Broadband is coming—fast. Key applications and consumer demand will soon start driving broadband deployment, ensuring that DSL and cable modem subscriptions will hit 35 million by 2005.
In its recent report, “Broadband in the local loop ’00: Applications Driving North American Business,” research firm Forward Concepts argues that greatly enhanced services enabled by broadband, especially for home access and small office-home customers, will keep the DSL-cable horse race at a fast clip.
The enhanced services available will include, among other things: packet voice transmission, e-commerce, Video Conferencing, virtual private networks (VPN), as well as gaming. Increased demand will foster substantial revenue growth by 2005.
The report predicts that the installed base for broadband with cable garnering 60 percent of the consumer market and DSL dominating the SOHO and enterprise markets. For companies with less than 20 people, DSL penetration rates could be in the 40-percent to 50-percent range. Among the businesses with 20-100 people, it could reach 75 percent.
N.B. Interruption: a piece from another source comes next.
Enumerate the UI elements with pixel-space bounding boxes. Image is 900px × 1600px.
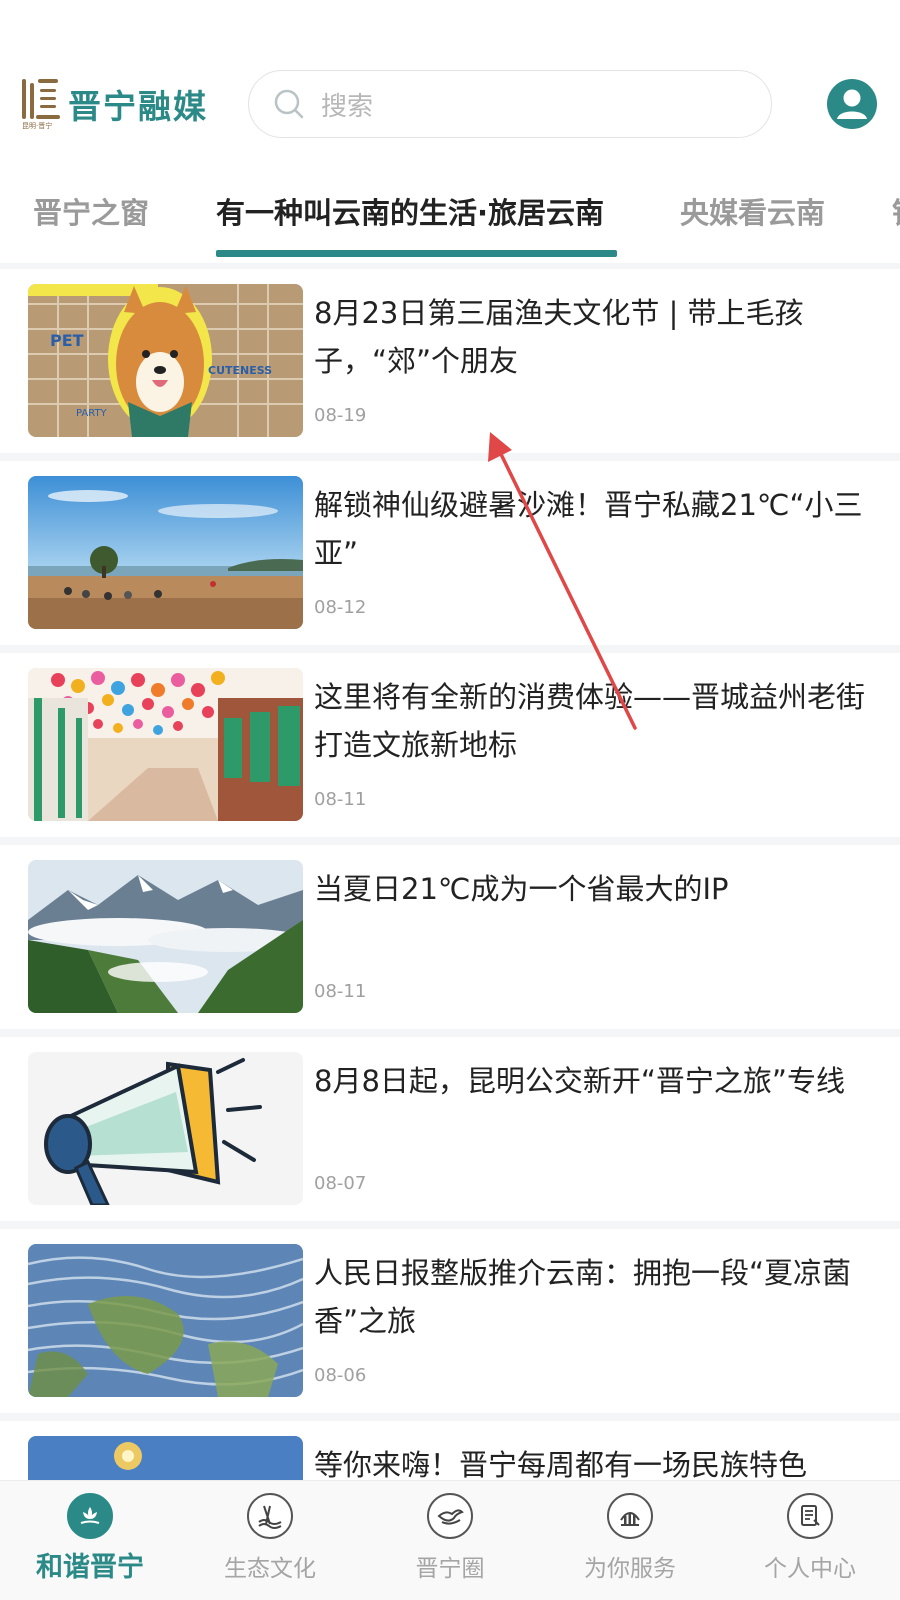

Although cable is currently ahead, DSL will start growing rapidly. Cable’s lead will shrink, but Forward Concepts expects that it will still have more subscribers in 2005, thanks to its strong base in the home market.
E-Marketer shares the view that demand will drive competition between DLS and cable. However, in a recent article, E-Marketer analyst Brian Gilman registers a caveat concerning cable-modem adoption rates.
In order for cable access to become a reality, cable infrastructure must be able to support two-way data traffic, both downstream from the access provider to the individual user and upstream form the individual user back to the provider. In addition to being two-way data enabled, cable systems must be able to support data flow at a speed of at least 550 MHz.
Actual cable modem subscribers will represent a very small percentage of houses equipped for the service. By 2003 E-Marketer estimates 9.78 million cable-modem subscribers, a number close to Forward Concept’s. But in the context of the 73.2 million cable modem-ready homes (as estimated by Goldman Sachs), this will be only a 13.2-percent market share.
In most market, places Cable and DSL are cheaper for you when considering if you must add a 2nd phone for your computer or having two or more systems trying to use the Internet at the same time. Cable and DSL subscriptions include the provider service with the Fast Internet connection. With Windows 98 2nd edition networking two or more computers is now very easy using (MS Internet Connection Sharing) that is included on the CD.